The ethnographer generally begins by studying the historical context of the people being studied , and the literature written about them. He or she learns the language in order to participate and communicate with the community in the most immediate way. Fieldwork often involves specificity in terms of what is studied. After procuring funding, going to the field site and becoming somewhat familiar with the community. Participant observation is the central way of doing this.

Ethnographic method

The process of immersing oneself in a culture is the most effective way in which other people see the world, interact with it, and interact in it. Also provides a check on the ethnographers and his or her culture's preconceptions and beliefs.

Ethnographic present

The ethnographic representation of cultures, and societies at a particular moment in time. The concept was meant as a means of calibrating time frames, and so adding precision to descriptions.
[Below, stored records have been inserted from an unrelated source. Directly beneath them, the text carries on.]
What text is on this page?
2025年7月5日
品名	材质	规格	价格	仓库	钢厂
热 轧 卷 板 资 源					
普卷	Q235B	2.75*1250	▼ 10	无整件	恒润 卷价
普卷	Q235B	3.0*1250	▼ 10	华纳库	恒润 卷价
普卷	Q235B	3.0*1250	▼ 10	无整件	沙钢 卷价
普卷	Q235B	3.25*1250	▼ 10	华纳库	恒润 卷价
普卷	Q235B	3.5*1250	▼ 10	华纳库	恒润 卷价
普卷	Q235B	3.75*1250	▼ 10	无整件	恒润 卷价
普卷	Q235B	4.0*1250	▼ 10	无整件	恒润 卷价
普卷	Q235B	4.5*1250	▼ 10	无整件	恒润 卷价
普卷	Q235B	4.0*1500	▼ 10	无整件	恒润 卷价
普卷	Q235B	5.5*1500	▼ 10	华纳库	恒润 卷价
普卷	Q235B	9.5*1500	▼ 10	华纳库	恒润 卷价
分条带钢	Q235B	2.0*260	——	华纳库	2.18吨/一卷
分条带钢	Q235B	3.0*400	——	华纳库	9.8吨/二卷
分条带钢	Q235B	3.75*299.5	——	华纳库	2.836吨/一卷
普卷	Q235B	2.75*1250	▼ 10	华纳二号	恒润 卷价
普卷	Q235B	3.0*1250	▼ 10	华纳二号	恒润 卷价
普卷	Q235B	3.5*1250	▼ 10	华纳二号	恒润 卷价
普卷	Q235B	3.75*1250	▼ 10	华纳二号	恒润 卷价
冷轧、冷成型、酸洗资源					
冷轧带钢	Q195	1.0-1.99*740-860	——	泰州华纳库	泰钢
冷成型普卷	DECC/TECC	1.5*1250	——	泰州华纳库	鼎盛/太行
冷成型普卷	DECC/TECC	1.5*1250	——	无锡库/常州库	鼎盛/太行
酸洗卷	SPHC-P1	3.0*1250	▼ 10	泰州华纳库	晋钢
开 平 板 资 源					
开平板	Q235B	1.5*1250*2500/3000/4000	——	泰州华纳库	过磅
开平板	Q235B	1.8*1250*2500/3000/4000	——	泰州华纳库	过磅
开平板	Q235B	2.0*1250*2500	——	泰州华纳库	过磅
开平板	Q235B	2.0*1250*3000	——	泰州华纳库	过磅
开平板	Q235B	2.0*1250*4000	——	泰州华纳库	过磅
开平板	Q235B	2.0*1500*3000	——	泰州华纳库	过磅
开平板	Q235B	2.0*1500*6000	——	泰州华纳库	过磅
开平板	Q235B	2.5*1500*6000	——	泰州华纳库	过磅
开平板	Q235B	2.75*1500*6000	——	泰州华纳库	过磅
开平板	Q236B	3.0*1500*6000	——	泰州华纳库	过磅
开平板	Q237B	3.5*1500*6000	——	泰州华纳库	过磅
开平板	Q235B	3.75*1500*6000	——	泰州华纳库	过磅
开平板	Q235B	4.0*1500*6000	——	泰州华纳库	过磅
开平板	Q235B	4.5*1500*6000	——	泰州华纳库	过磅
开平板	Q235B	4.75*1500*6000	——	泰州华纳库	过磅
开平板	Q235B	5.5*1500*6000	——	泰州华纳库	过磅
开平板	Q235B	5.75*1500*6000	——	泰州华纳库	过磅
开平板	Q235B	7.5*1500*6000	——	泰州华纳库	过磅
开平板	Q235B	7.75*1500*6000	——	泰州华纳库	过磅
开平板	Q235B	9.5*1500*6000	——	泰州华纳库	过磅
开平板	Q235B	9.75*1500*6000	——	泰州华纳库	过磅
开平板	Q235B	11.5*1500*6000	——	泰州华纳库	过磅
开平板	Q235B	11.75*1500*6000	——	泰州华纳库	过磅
However, the concept has been criticized for leading to misleading portrayals of societies as though they were frozen in time, outside any historical context, and without reference to neighbouring societies or encapsulating states.

Participant observation

Long term intimate interaction with relatively small groups of people, which may allow the ethnographer to delve deeply into the complexities and subtleties of a community's social life. Anthropologists spend long periods of time living in the communities they study, sharing their lives to as an extent as possible.

Emic

Cultural representations from the point of view of the studied/ native people.

Etic

Cultural representations from the point of view of the observer of that particular native culture.

Historical Particularlism

(Franz Boas) The perspective that every culture is unique and must be studied in terms of its own uniqueness. Each culture has its own historical trajectory and can only be understood from the particularities of that trajectory. Historical particularism refers to this detailed descriptive approach, designed as an alternative to the broad generalizing approach favoured by anthropologists

Salvage Ethnography

Rationalizes the study of smaller societies and traditional ways of life based on concern that these societies and traditions are fast disappearing. Early anthropologists focused on so called primitive societies: relatively small, non-western communities which anthropologists often assumed to be primitive and simple.

Ethnocentrism

The strong tendency to view other races or cultural groups in terms of the standards of ones own race or group. The belief that ones own ethnic group or culture is superior.